2.2. RAID (Redundant Array of Independent Drive/Disk) RAID adalah kependekan dari Redundant Array of Independent Drive/Disk. Ada juga yang menyebutnya sebagai kependekan dari Redundant Array of Inexpensive Drive/Disk. Secara sedehana, RAID bisa diartikan sebagai cara menyimpan data pada beberapa harddisk. Dengan begini, kinerja PC bisa meningkat. Selain itu, salinan data juga bisa dijadikan backup. Implementasi RAID membutuhkan minimal 2 harddisk. Ketika RAID digunakan, sistem operasi akan membaca kedua harddisk sebagai 1 harddisk. Jadi, meskipun ada 2 harddisk, drive yang tampak pada Windows Explorer hanya 1 (C saja, misalnya). Sebagai perbandingan, kalau RAID tidak digunakan, drive pada Windows Explorer muncul C dan D. Setiap drive untuk 1 harddisk. RAID menggunakan teknik stripping, yang membuat partisi pada ruang dengan ukuran mulai dari 512 byte hingga ke beberapa megabyte. Tiap partisi itu mengandung pecahan data yang akan dibaca bersamaan untuk mempercepat pembacaan data.
15
RAID memiliki beberapa level, RAID-0 sampai RAID-7 plus RAID-10 dan beberapa RAID kombinasi. Setiap level RAID memiliki fungsi yang berbeda. Penjelasannya ada di tabel level RAID. Selain RAID yang ada di tabel, RAID punya beberapa level lagi. Misalnya Level 10 yang artinya kombinasi antara RAID-0 dan RAID-1. Ada juga RAID-50 yang merupakan kombinasi antara RAID-5 dan RAID-0. Kombinasi ini mengawinkan fungsi antara kedua RAID.

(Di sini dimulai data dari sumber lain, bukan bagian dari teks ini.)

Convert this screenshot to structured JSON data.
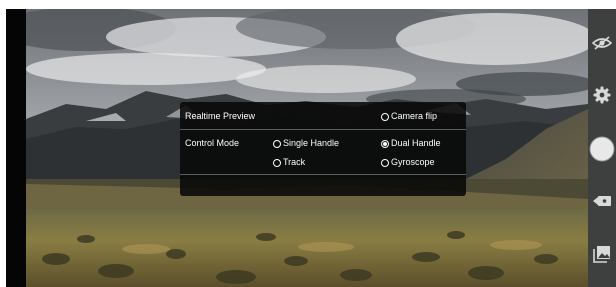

2.2.1. Level pada RAID RAID terbagi menjadi level, yakni sebagai berikut : 1. RAID 0: Juga dikenal dengan modus stripping. Membutuhkan minimal 2 harddisk. Sistemnya adalah menggabungkan kapasitas dari beberapa harddisk. Sehingga secara logikal hanya "terlihat" sebuah harddisk dengan kapasitas yang besar (jumlah kapasitas keseluruhan harddisk). Pada awalnya, RAID-0 digunakan untuk membentuk sebuah partisi yang sangat besar dari beberapa harddisk dengan biaya yang efisien. Misalnya: Kita membutuhkan suatu partisi dengan ukuran 500GB. Harga sebuah harddisk berukuran 100GB adalah Rp.500.000,- sedangkan harga harddisk berukuran 500GB adalah Rp.5.000.000,-. Nah, kita dapat membentuk suatu partisi berukuran 500GB dari 5 unit harddisk berukuran 100GB dengan menggunakan RAID-0. Tentunya skenario ini lebih murah karena memakan biaya lebih murah: 5 x Rp.500.000,- = Rp.2.500.000,-.
16
Lebih murah daripada harus membeli harddisk yang berukuran 500GB. Itulah kenapa pada awalnya disebut redundant array of inexpensive disk. Contoh lain: Pada saat ini ukuran harddisk yang tersedia di pasaran adalah 500GB, sedangkan kita membutuhkan suatu partisi dengan ukuran 2TB. Nah, kita dapat membeli 4 unit harddisk berkapasitas 500GB dan mengkonfigurasinya dengan RAID-0, sehingga kita dapat memiliki suatu partisi berkururan 2TB tanpa harus menunggu harddisk dengan kapasitas sebesar itu tersedia dipasar. Data yang ditulis pada harddisk-harddisk tersebut terbagi-bagi menjadi fragmen-fragmen. Dimana fragmen-fragmen tersebut disebar di seluruh harddisk. Sehingga, jika salah satu harddisk mengalami kerusakan fisik, maka data tidak dapat dibaca sama sekali. Namun ada keuntungan dengan adanya fragmen-fragmen ini: kecepatan. Data bisa diakses lebih cepat dengan RAID-0, karena saat komputer membaca sebuah fragmen di satu harddisk, komputer juga dapat membaca fragmen lain di harddisk lainnya.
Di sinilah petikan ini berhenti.